The Canadian government bonds gained Monday as investors cover last week’s short positions. We foresee that the bond prices will tumble intraday following a recovery in crude oil prices.

The yield on the benchmark 10-year bond, which moves inversely to its price, fell 2-1/2 basis points to 1.554 percent, the yield on long-term 30-year note dipped 2 basis points to 2.195 percent and the yield on short-term 2-year bond slid 1/2 basis point to 0.666 percent by 12:30 GMT.

The Canadian bonds have been closely following developments in oil markets because of their impact on inflation expectations, which are well below the Bank of Canada's target. Crude oil prices recovered on rising consensus that the OPEC will find a way to reduce production. The International benchmark Brent futures rose 1.96 percent to $47.78 and West Texas Intermediate (WTI) jumped 1.79 percent to $46.51 by 12:30 GMT.

Last week, the Canada CPI report revealed a 0.2 percent m/m reading for October, versus the unrevised +0.1 percent m/m  result seen in September, in line with market expectations for a +0.2 percent m/m reading.
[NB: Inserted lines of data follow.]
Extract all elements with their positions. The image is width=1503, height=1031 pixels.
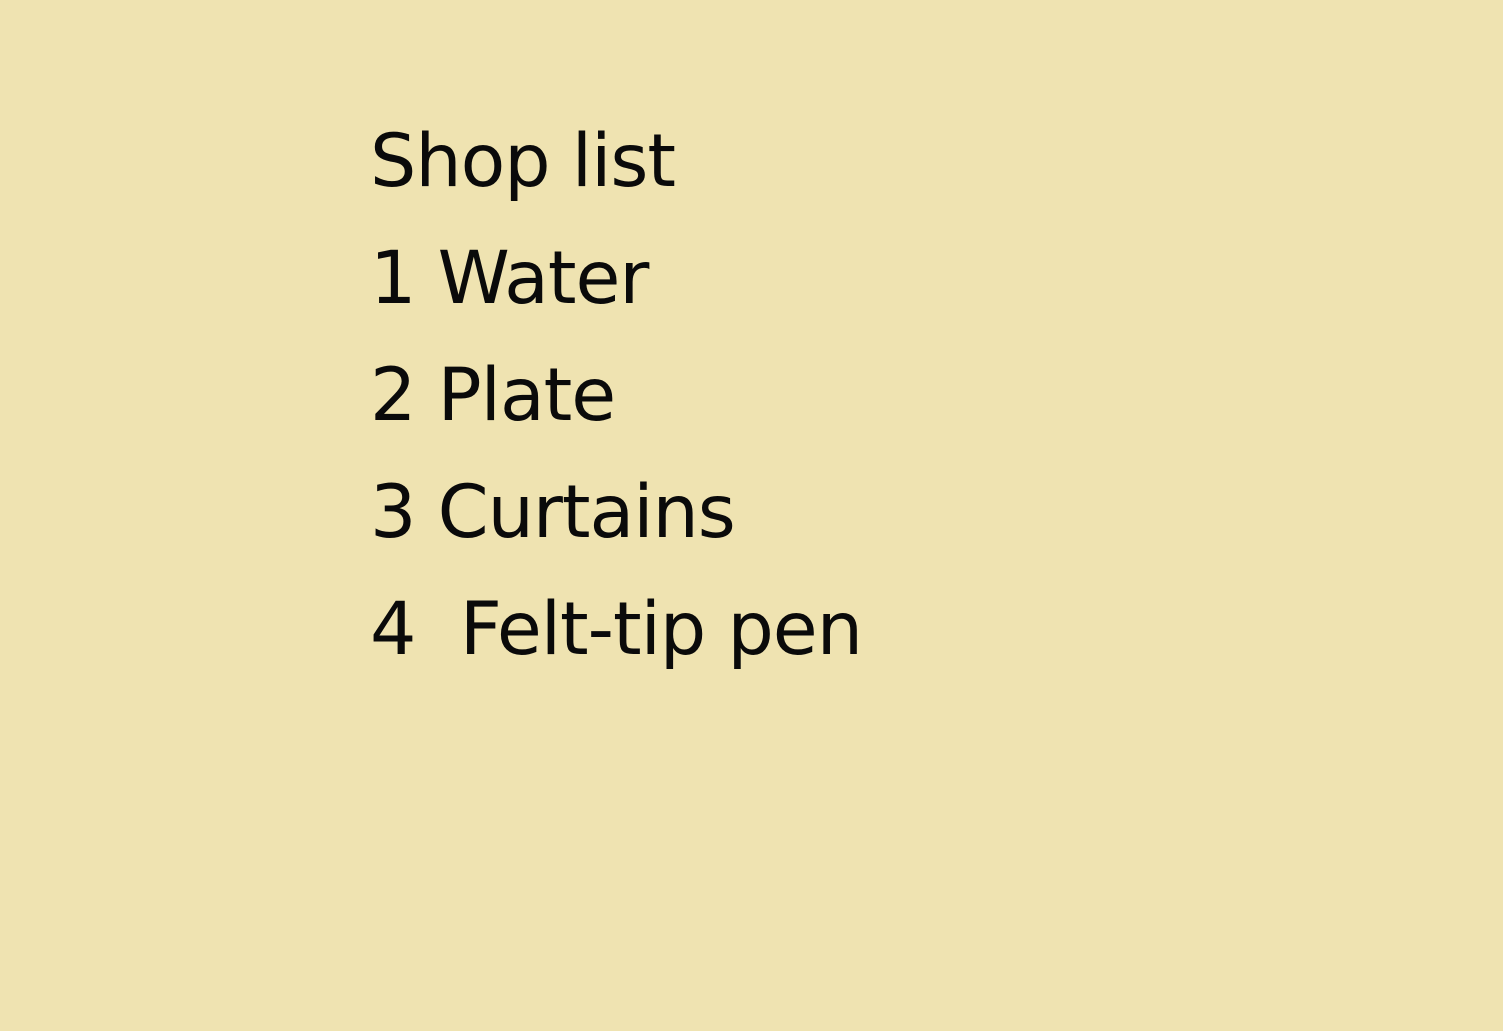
list-item-plate: 2 Plate — [370, 353, 616, 438]
list-item-water: 1 Water — [370, 236, 649, 321]
list-item-felt-tip-pen: 4 Felt-tip pen — [370, 587, 863, 672]
list-item-curtains: 3 Curtains — [370, 470, 736, 555]
shop-list: Shop list 1 Water 2 Plate 3 Curtains 4 F… — [370, 103, 863, 688]
list-title: Shop list — [370, 119, 676, 204]
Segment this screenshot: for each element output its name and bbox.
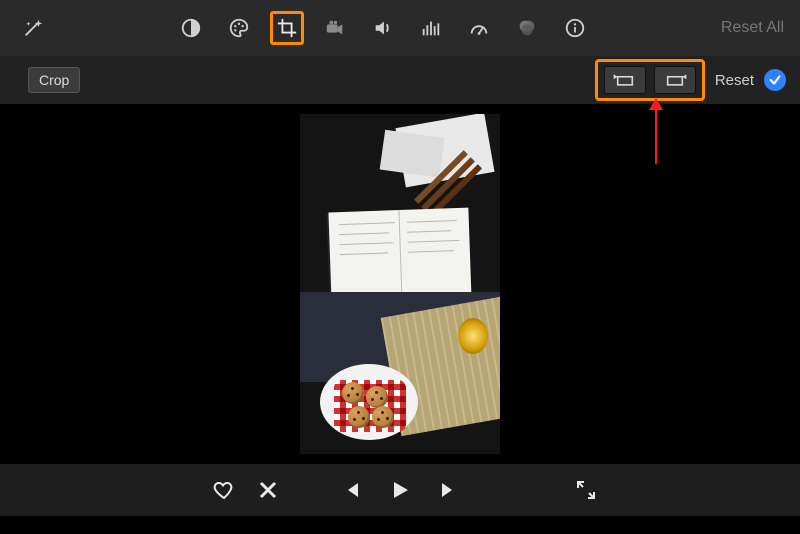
tool-icons-group [174,11,592,45]
bottom-strip [0,516,800,534]
rotate-clockwise-button[interactable] [654,66,696,94]
rotate-buttons-group [595,59,705,101]
transport-bar [0,464,800,516]
scene-illustration [300,114,500,454]
rotate-counterclockwise-button[interactable] [604,66,646,94]
color-palette-icon[interactable] [222,11,256,45]
favorite-button[interactable] [210,476,238,504]
speedometer-icon[interactable] [462,11,496,45]
adjustments-toolbar: Reset All [0,0,800,56]
reset-all-button[interactable]: Reset All [721,19,784,37]
video-camera-icon[interactable] [318,11,352,45]
media-frame[interactable] [300,114,500,454]
crop-icon[interactable] [270,11,304,45]
play-button[interactable] [386,476,414,504]
annotation-arrow [655,108,657,164]
color-balance-icon[interactable] [174,11,208,45]
next-button[interactable] [436,476,464,504]
reset-crop-button[interactable]: Reset [715,72,754,89]
color-filters-icon[interactable] [510,11,544,45]
previous-button[interactable] [336,476,364,504]
volume-icon[interactable] [366,11,400,45]
apply-check-button[interactable] [764,69,786,91]
crop-sub-toolbar: Crop Reset [0,56,800,104]
crop-mode-badge[interactable]: Crop [28,67,80,93]
auto-enhance-icon[interactable] [16,11,50,45]
preview-viewer [0,104,800,464]
info-icon[interactable] [558,11,592,45]
audio-equalizer-icon[interactable] [414,11,448,45]
reject-button[interactable] [254,476,282,504]
fullscreen-button[interactable] [572,476,600,504]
On an annual basis, it rose 1.5 percent y/y, from previous 1.3 percent y/y, from previous 1.5 percent y/y.

Lastly, Canadian stocks are set to open a stronger session on Monday, as rebounding oil prices could drive gains in the energy sector.

The S&P/TSX Composite Index rose 0.26 percent at the close of the trading session to 14,864.03 on Friday.

While at 12:00 GMT, the FxWirePro's Hourly Canadian Dollar Strength Index remained slightly bullish at 81.54 (higher than 75 represents purely bullish trend).